Single by Wisin & Yandel featuring T-Pain

from the album La Revolución: Evolution
- Released: November 2, 2009
- Genre: R&B, Hip hop
- Length: 4:44
- Label: WY Records, Machete
- Songwriter(s): Juan Luis Morena, Llandel Veguilla, Faheem Rasheed Najm, Victor Martinez, Ernesto Padilla
- Producer(s): Nesty "La Mente Maestra", Victor "El Nasi"

Wisin & Yandel singles chronology
| "Gracias a Tí" (2009) | "Imagínate" (2009) | "Te Siento" (2009) |

T-Pain singles chronology
| "One More Drink" (2008) | "Imaginate" (2009) | "Take Your Shirt Off" (2009) |

= Imagínate (song) =

"Imagínate" (English: Imagine) is a song by Puerto Rican reggaeton duo Wisin & Yandel. It is the first single from the album's re-release of La Revolución titled La Revolución: Evolution, released on November 2, 2009. The song features American singer T-Pain. The song failed in any Billboard component chart as it garnered little airplay.

== Music video ==
The music video was filmed movie-style on a graveyard in Los Angeles in October 2009, in conjunction with the music video for "Te Siento", including guest appearances of actors Amaury Nolasco, Paula Garcés, Wilmer Valderrama and fellow Reggaeton singer Franco "El Gorila".

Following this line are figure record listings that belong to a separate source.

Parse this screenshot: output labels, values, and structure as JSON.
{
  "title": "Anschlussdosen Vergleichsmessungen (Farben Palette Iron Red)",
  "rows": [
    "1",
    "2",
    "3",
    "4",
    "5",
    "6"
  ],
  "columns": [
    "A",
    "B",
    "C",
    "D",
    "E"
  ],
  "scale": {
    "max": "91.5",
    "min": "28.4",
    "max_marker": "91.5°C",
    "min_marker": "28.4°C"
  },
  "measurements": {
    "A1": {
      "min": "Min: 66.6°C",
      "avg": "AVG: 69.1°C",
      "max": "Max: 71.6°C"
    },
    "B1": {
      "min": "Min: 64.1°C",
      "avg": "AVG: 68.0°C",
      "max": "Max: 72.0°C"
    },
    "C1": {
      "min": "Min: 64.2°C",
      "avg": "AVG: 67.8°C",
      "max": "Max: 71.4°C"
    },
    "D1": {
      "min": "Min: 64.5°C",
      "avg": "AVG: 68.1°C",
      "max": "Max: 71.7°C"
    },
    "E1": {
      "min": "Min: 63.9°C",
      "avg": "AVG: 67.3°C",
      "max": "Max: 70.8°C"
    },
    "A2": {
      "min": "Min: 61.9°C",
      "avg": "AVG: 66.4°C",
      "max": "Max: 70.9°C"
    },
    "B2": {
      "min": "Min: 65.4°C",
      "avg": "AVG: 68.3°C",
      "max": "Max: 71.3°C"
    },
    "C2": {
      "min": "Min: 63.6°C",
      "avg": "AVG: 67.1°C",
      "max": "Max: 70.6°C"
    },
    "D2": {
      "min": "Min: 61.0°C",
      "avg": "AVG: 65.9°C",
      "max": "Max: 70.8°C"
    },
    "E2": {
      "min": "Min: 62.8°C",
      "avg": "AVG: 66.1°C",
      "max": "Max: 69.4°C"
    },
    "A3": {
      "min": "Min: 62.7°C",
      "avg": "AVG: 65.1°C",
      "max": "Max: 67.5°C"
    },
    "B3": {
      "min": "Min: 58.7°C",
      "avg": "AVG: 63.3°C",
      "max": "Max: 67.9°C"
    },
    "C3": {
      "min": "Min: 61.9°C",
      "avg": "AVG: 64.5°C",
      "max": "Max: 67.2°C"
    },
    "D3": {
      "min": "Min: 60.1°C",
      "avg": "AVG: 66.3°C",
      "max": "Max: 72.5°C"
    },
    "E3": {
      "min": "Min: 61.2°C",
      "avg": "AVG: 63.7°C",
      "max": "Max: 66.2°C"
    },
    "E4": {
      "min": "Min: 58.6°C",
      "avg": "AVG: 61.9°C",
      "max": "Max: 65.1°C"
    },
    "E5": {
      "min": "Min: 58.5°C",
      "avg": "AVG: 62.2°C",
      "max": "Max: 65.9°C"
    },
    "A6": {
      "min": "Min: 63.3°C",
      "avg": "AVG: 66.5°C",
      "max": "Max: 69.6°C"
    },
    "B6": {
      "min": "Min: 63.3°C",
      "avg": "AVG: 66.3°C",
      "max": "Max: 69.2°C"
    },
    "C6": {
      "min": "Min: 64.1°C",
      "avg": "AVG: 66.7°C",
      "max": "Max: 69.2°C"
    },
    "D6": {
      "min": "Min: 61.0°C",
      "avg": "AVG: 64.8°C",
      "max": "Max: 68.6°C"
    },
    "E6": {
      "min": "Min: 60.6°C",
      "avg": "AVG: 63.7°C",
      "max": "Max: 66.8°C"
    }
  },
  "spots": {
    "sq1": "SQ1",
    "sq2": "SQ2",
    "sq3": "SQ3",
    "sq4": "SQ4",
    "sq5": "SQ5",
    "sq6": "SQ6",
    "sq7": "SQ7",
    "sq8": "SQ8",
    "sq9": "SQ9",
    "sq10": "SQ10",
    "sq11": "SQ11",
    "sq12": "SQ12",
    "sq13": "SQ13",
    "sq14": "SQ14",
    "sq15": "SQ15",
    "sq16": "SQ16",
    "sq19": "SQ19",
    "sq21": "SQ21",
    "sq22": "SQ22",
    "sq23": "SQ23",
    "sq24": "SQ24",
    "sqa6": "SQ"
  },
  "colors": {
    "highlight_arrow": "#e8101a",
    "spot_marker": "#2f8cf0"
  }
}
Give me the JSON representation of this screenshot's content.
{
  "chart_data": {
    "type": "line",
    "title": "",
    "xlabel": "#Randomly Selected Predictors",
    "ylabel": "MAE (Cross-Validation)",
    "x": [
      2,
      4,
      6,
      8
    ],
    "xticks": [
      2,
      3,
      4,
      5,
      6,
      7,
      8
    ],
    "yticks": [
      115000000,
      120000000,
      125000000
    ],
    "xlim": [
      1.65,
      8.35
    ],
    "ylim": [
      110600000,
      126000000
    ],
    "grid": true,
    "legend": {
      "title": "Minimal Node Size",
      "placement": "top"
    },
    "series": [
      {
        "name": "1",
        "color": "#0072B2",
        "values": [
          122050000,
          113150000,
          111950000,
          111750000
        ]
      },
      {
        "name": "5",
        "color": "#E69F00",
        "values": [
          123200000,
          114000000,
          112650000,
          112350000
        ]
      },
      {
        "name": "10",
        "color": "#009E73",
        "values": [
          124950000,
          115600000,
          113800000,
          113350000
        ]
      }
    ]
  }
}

The music video shows a dramatic story of a love triangle between two men and a woman, played by Amaury, Paula and Wilmer, arriving to suffer tragic consequences. Wisin & Yandel are part of the drama as friends of one of the protagonists. Through the sequence of the video, it shows T-Pain into a car, while it rains. It was directed by Jessy Terrero, premiered on November 2, 2009.